Si les attaques des hackers gagnent en
complexité, il faut savoir qu’elles restent pourtant à la portée de tout
pirate. Sur le darkweb, moyennant quelques centaines de dollars, il est déjà
possible de télécharger des « tool kits » de hack. Ces kits se
révèlent très intéressants pour lancer des attaques automatisées contre les
logins utilisateurs. En quelques minutes, ce sont des centaines de mots de
passe différents qui vont être testés. Demain, grâce à la démocratisation de
l’IA, il n’est pas exclu d’imaginer qu’un hacker puisse, par le même procédé,
utiliser des tool kits d’intelligence artificielle avec des malwares préconçus.

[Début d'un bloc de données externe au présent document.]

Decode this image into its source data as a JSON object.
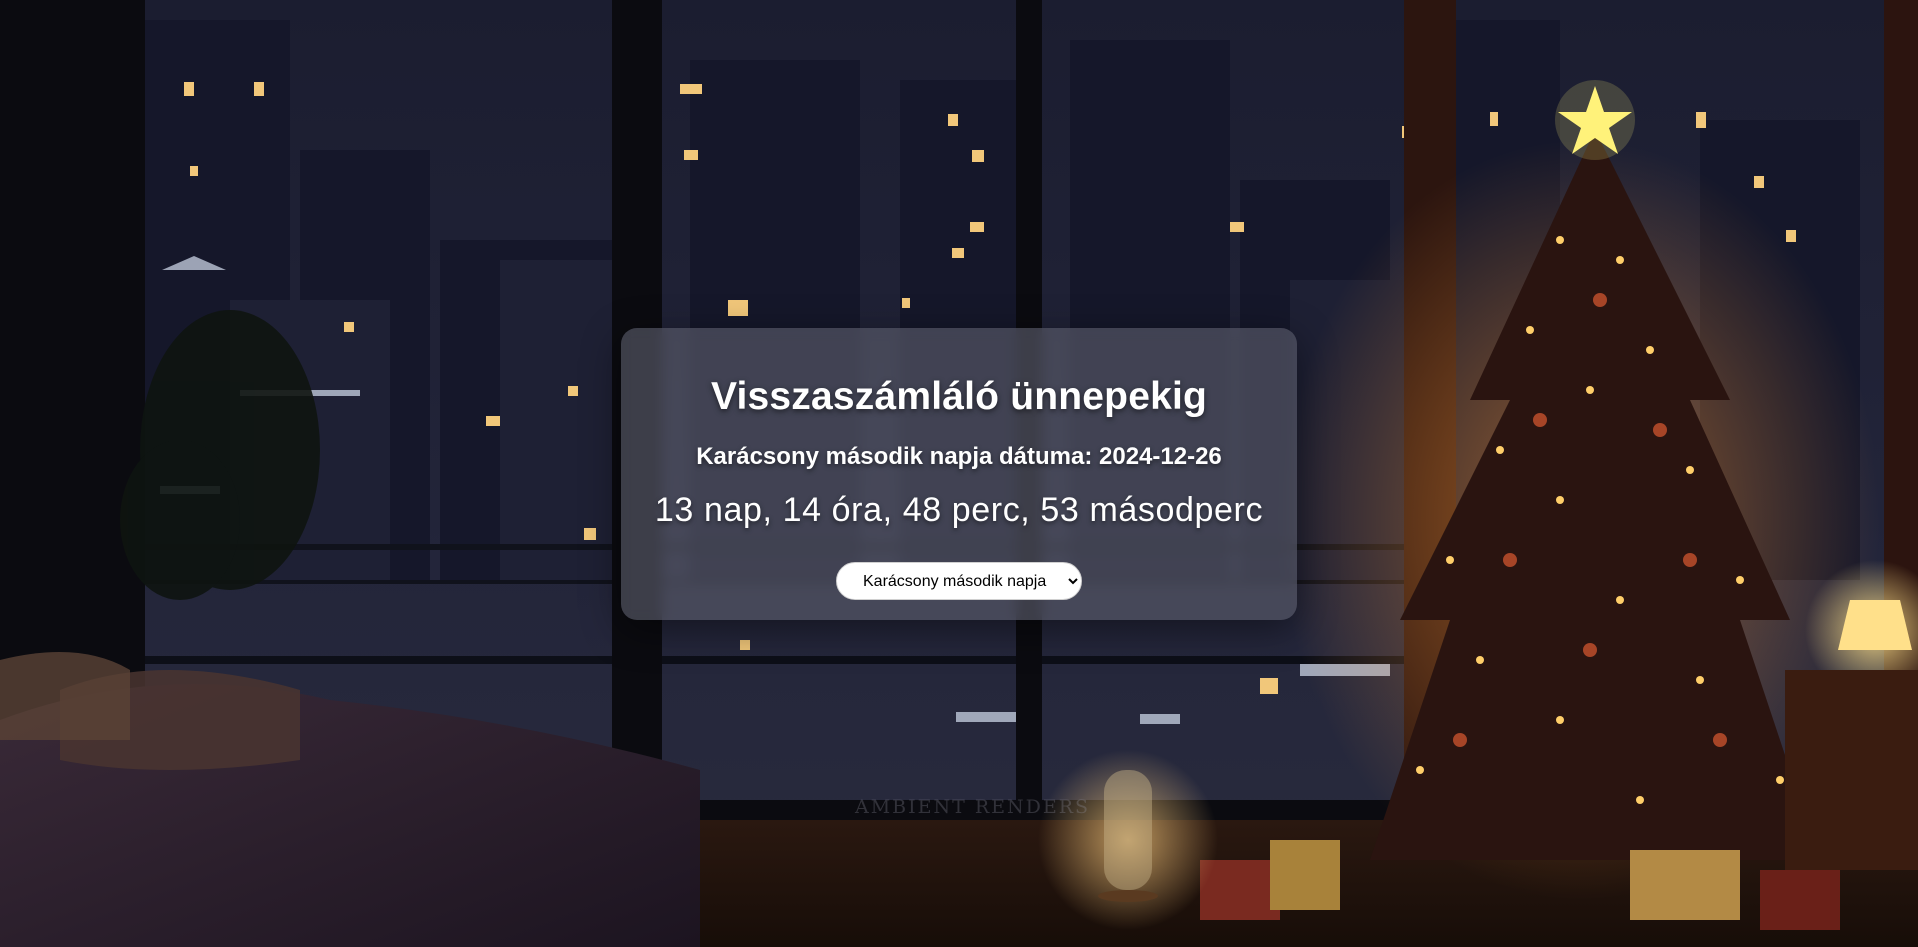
{
  "countdown": {
    "title": "Visszaszámláló ünnepekig",
    "date_line": "Karácsony második napja dátuma: 2024-12-26",
    "remaining": "13 nap, 14 óra, 48 perc, 53 másodperc",
    "holiday_select": {
      "selected": "Karácsony második napja"
    }
  },
  "background": {
    "watermark": "AMBIENT RENDERS",
    "colors": {
      "night_sky": "#1a1c2e",
      "window_frame": "#0b0b10",
      "warm_light": "#ffd27a",
      "tree_green": "#2a1a10",
      "panel_bg": "rgba(92,94,108,0.62)"
    }
  }
}
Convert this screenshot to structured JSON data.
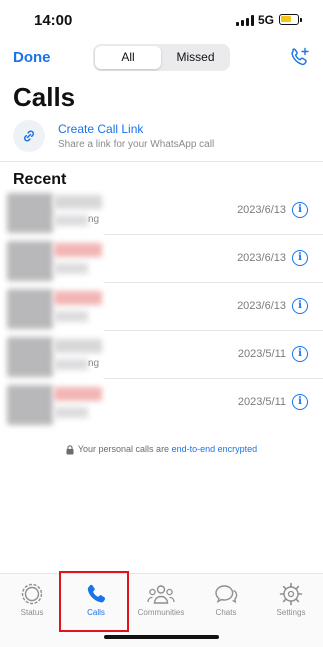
{
  "status_bar": {
    "time": "14:00",
    "network": "5G"
  },
  "header": {
    "done_label": "Done",
    "segments": [
      {
        "label": "All",
        "active": true
      },
      {
        "label": "Missed",
        "active": false
      }
    ],
    "new_call_icon": "phone-plus-icon"
  },
  "page_title": "Calls",
  "create_link": {
    "icon": "link-icon",
    "title": "Create Call Link",
    "subtitle": "Share a link for your WhatsApp call"
  },
  "recent": {
    "title": "Recent",
    "calls": [
      {
        "type_suffix": "ng",
        "date": "2023/6/13",
        "missed": false
      },
      {
        "type_suffix": "",
        "date": "2023/6/13",
        "missed": true
      },
      {
        "type_suffix": "",
        "date": "2023/6/13",
        "missed": true
      },
      {
        "type_suffix": "ng",
        "date": "2023/5/11",
        "missed": false
      },
      {
        "type_suffix": "",
        "date": "2023/5/11",
        "missed": true
      }
    ],
    "info_glyph": "i"
  },
  "encryption_note": {
    "text": "Your personal calls are ",
    "link": "end-to-end encrypted"
  },
  "tab_bar": {
    "tabs": [
      {
        "label": "Status",
        "icon": "status-icon",
        "active": false
      },
      {
        "label": "Calls",
        "icon": "phone-icon",
        "active": true
      },
      {
        "label": "Communities",
        "icon": "communities-icon",
        "active": false
      },
      {
        "label": "Chats",
        "icon": "chats-icon",
        "active": false
      },
      {
        "label": "Settings",
        "icon": "gear-icon",
        "active": false
      }
    ]
  },
  "colors": {
    "accent": "#1a73e8",
    "highlight": "#e3131b",
    "battery": "#f5c518"
  }
}
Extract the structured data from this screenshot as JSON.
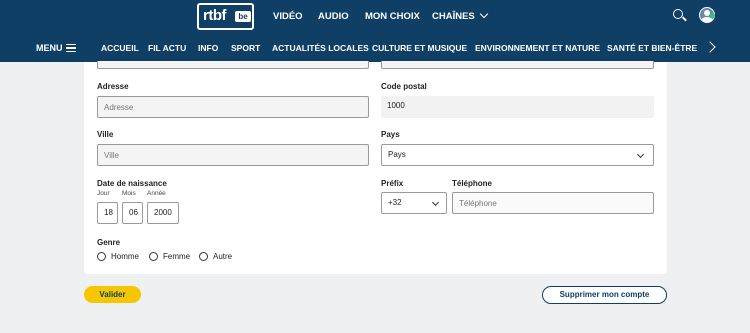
{
  "header": {
    "logo_text": "rtbf",
    "logo_badge": "be",
    "top_links": [
      {
        "label": "VIDÉO"
      },
      {
        "label": "AUDIO"
      },
      {
        "label": "MON CHOIX"
      },
      {
        "label": "CHAÎNES"
      }
    ],
    "menu_label": "MENU",
    "nav_links": [
      {
        "label": "ACCUEIL"
      },
      {
        "label": "FIL ACTU"
      },
      {
        "label": "INFO"
      },
      {
        "label": "SPORT"
      },
      {
        "label": "ACTUALITÉS LOCALES"
      },
      {
        "label": "CULTURE ET MUSIQUE"
      },
      {
        "label": "ENVIRONNEMENT ET NATURE"
      },
      {
        "label": "SANTÉ ET BIEN-ÊTRE"
      }
    ],
    "icons": [
      "search-icon",
      "avatar",
      "chevron-right-icon",
      "chevron-down-icon",
      "hamburger-icon"
    ]
  },
  "form": {
    "address": {
      "label": "Adresse",
      "placeholder": "Adresse",
      "value": ""
    },
    "postal_code": {
      "label": "Code postal",
      "value": "1000"
    },
    "city": {
      "label": "Ville",
      "placeholder": "Ville",
      "value": ""
    },
    "country": {
      "label": "Pays",
      "selected": "Pays"
    },
    "birth": {
      "label": "Date de naissance",
      "day_label": "Jour",
      "day_value": "18",
      "month_label": "Mois",
      "month_value": "06",
      "year_label": "Année",
      "year_value": "2000"
    },
    "prefix": {
      "label": "Préfix",
      "selected": "+32"
    },
    "phone": {
      "label": "Téléphone",
      "placeholder": "Téléphone",
      "value": ""
    },
    "gender": {
      "label": "Genre",
      "options": [
        {
          "label": "Homme"
        },
        {
          "label": "Femme"
        },
        {
          "label": "Autre"
        }
      ]
    }
  },
  "actions": {
    "submit_label": "Valider",
    "delete_label": "Supprimer mon compte"
  },
  "colors": {
    "header_bg": "#0f3f64",
    "accent_yellow": "#f6c700",
    "page_bg": "#eef0f2"
  }
}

Un exemple concret serait la construction
d’un malware qui puisse se propager de manière autonome et se disséminer dans
un réseau jusqu’à y trouver sa cible spécifique. Le virus DeepLocker a, par
exemple, été spécialement conçu par IBM pour être complétement autonome dans sa
prise de décisions et s’activer sur une cible spécifique, déterminée via
reconnaissance faciale et vocale.
Avant l’intelligence artificielle, l’un des
points faibles des malware résidait dans la communication sortante nécessaire
au hacker pour interagir avec ce que le malware avait découvert jusqu’à
atteindre sa cible. Or, un malware avec IA autonome est plus difficilement
détectable, car il n’a plus nécessairement besoin de communiquer vers
l’extérieur. Le malware dissimule ses actions dans la masse de données et peut
frapper jusqu’au remplissement de la mission.
Détourner l’IA
Au-delà de l’automatisation des malwares, le
défi actuel des hackers consiste surtout à détourner les applications des IA
défensives. En 2016, quelques semaines après le lancement du chatbot de
Microsoft, des hackers l’ont détourné pour lui prêter des propos racistes. Dans
la même veine, il n’a fallu que quelques minutes à une entreprise vietnamienne
pour hacker le tout nouveau système de Face ID édité par Apple. Enfin, un
groupe de chercheurs chinois a démontré combien détourner une voiture autonome
- pourtant dotée d’une intelligence artificielle ultra perfectionnée - était un
jeu d’enfant.
Le phénomène obligerait les entreprises qui
utilisent l’IA à laisser les clés du camion à une IA défensive pour se protéger
au risque de se faire infiltrer. L’intelligence artificielle reste une boîte
noire. Lâcher entièrement du lest à une IA s’impose aussi comme une prise de
risque dès lors qu’il s’agit de reprendre la main sur la cybersécurité.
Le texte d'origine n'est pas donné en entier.